Sales of existing homes fell 0.2% to 5.75 million units in the year, the lowest since November 2002, said the National Association of Realtors (NAR).
Total existing home sales, which include apartments, fell 0.2% in July from an upwardly revised 5.76 million seasonally adjusted annual rate in June, first reported as 5.75 million.
Chief economist at the estate agent association, economist Lawrence Yun, said the market is holding on despite temporary mortgage disruptions from fallout in the subprime market and rising foreclosures.
But the stock of homes for sale rose 5.1% to 4.59 million, the highest on record since the association began tracking both single-family and apartment sales together in 1999.
'This shows that the housing downturn continues to intensify. It shows no signs of abating,' said Mark Zandi, chief economist at Moodys.
'Given the turmoil in the financial market from lending problems, the housing problem will continue in the months ahead,' he added.
Meanwhile, the risk of massive defaults on sub-prime mortgages and heavy debts now poses a bigger threat to US economic prosperity than terrorism, a panel of US business economists believes.
'The combined threat of sub-prime loan defaults and excessive indebtedness has supplanted terrorism and the Middle East as the biggest short-term threat to the US economy,' the National Association for Business Economics said today.

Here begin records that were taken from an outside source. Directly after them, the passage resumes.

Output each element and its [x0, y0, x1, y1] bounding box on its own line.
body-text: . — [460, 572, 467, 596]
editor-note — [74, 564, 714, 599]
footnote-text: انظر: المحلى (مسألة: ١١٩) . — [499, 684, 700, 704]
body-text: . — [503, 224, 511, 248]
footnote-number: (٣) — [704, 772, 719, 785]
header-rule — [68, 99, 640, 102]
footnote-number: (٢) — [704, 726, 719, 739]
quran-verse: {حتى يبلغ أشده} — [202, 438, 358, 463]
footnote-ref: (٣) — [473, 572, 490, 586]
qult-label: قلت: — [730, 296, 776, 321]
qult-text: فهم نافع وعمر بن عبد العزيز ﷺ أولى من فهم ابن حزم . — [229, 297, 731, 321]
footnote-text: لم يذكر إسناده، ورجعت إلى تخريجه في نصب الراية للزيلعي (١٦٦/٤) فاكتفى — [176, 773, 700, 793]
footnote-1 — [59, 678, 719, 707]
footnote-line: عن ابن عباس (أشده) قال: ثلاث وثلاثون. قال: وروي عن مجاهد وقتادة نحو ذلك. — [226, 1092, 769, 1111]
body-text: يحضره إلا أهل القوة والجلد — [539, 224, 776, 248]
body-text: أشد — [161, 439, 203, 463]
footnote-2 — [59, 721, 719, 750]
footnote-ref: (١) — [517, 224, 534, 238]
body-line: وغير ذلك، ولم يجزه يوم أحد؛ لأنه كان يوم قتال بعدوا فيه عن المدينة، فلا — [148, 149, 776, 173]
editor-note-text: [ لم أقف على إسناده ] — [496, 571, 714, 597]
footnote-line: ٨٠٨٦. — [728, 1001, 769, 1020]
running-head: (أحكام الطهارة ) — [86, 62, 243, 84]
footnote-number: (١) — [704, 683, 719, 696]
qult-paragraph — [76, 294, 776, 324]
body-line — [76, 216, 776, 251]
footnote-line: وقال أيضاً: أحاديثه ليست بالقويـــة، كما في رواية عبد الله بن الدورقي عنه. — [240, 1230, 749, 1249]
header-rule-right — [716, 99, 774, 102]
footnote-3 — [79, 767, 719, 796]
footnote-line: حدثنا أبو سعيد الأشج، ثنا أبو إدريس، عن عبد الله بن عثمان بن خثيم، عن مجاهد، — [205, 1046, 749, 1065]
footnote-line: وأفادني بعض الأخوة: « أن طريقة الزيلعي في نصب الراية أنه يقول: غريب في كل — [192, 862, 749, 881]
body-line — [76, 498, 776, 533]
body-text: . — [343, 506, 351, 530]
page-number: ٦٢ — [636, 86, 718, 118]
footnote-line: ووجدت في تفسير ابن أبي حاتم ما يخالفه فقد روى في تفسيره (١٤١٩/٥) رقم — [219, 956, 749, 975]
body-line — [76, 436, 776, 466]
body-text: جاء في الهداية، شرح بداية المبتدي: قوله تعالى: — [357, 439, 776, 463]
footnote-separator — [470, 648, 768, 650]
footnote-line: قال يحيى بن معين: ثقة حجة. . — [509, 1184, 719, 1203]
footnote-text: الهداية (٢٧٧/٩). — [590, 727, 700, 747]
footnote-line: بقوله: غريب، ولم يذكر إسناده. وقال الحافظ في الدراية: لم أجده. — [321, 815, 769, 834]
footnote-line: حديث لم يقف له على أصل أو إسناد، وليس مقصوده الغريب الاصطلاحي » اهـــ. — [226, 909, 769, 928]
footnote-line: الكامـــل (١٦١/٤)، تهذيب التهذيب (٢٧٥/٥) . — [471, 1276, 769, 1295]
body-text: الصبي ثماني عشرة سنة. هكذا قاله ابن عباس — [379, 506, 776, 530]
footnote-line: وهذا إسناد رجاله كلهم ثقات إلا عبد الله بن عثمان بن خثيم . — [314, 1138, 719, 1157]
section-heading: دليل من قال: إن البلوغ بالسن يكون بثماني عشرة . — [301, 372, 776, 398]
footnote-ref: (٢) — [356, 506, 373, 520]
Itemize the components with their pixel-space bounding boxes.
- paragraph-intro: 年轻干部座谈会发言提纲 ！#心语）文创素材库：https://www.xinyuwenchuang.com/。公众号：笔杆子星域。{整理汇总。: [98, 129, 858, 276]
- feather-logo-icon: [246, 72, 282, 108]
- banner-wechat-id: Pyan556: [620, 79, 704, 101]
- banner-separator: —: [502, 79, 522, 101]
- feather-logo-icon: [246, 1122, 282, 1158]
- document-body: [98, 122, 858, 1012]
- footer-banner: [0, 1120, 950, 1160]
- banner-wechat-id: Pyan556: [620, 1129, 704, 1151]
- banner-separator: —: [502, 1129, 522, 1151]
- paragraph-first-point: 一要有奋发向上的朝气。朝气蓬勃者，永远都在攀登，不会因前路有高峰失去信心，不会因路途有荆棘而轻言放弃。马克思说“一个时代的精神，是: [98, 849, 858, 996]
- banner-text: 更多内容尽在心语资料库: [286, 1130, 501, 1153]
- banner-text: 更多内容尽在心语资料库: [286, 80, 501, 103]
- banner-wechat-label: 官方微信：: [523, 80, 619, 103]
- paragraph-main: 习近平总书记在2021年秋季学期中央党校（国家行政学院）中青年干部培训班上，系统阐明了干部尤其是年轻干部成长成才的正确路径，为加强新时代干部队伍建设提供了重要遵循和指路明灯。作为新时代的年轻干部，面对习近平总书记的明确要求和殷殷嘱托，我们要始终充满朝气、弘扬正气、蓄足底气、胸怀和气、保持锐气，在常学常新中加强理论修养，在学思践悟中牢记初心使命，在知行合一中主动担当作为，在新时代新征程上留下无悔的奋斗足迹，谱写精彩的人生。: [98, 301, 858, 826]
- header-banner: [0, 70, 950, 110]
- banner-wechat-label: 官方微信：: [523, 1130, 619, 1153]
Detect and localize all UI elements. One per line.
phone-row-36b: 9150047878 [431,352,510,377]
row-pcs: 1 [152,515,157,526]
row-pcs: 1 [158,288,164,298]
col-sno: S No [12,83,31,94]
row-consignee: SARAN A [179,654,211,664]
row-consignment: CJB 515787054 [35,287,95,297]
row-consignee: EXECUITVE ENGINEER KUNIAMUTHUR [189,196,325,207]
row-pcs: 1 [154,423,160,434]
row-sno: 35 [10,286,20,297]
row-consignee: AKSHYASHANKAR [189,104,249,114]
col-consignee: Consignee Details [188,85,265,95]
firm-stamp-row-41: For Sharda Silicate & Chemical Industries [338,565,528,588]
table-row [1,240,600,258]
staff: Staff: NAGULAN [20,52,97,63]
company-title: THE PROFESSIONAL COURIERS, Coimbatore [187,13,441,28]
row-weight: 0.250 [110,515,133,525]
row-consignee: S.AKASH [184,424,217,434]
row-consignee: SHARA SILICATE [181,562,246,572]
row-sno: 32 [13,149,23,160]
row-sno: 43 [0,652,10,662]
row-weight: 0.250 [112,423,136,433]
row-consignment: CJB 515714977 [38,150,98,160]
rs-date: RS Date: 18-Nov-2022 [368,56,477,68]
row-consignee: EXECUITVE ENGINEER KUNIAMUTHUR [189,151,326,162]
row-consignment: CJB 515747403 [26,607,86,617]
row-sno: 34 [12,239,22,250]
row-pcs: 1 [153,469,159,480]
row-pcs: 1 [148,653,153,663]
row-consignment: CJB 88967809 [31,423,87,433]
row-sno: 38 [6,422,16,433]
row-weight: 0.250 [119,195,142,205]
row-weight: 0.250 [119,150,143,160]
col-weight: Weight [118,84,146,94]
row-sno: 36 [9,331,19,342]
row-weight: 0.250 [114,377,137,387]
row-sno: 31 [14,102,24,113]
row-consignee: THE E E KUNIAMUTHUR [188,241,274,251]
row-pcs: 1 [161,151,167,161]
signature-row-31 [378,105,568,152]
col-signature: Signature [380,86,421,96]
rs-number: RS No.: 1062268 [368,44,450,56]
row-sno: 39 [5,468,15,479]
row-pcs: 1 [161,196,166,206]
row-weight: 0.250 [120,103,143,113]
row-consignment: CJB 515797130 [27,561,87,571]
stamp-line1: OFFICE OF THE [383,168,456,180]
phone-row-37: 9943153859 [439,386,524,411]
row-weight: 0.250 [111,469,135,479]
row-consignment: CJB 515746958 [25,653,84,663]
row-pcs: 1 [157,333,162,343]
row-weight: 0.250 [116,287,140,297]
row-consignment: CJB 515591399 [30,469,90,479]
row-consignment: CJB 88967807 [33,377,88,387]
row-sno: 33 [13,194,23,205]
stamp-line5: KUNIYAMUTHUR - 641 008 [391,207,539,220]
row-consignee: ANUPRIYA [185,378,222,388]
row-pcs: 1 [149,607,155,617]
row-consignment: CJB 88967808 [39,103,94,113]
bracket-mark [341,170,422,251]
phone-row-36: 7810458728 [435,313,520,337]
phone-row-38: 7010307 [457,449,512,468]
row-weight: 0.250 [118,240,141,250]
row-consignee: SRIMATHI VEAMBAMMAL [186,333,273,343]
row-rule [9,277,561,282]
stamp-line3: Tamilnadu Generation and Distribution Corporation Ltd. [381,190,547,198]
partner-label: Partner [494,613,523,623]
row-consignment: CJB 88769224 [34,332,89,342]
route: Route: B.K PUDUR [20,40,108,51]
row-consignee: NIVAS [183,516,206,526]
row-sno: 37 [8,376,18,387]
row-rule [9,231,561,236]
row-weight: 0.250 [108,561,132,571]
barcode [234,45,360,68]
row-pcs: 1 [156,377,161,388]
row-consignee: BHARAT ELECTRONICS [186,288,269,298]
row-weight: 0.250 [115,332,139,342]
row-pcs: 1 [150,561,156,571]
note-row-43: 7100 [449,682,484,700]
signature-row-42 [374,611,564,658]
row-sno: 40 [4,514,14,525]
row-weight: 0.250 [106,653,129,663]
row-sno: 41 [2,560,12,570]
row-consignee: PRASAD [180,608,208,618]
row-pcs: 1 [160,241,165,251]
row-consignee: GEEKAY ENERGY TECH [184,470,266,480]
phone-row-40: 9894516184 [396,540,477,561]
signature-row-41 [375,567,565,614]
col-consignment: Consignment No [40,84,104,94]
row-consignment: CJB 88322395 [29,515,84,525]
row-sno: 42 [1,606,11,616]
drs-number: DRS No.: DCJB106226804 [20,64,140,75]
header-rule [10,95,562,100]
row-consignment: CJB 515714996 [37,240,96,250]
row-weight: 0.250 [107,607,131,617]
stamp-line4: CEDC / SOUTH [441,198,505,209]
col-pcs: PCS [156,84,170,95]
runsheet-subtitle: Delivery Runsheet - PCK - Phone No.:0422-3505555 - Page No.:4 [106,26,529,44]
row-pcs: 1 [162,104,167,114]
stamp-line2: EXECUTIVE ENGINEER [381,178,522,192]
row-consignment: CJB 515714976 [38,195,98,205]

The conclusion was based on a survey of 258 NABE members conducted between July 24 and August 14 and updates one done in March. Only 20% of members said terrorism was now their top concern, compared with 35% in March.
18% of those surveyed pointed to the effects of the sub-prime debacle as their biggest concern, and the related issue of 'excessive household and corporate debt' was cited by another 14%.
While about 60% of NABE members approved regulators' moves to tighten mortgage lending rules, more than 90% considered they were 'too late' in doing so.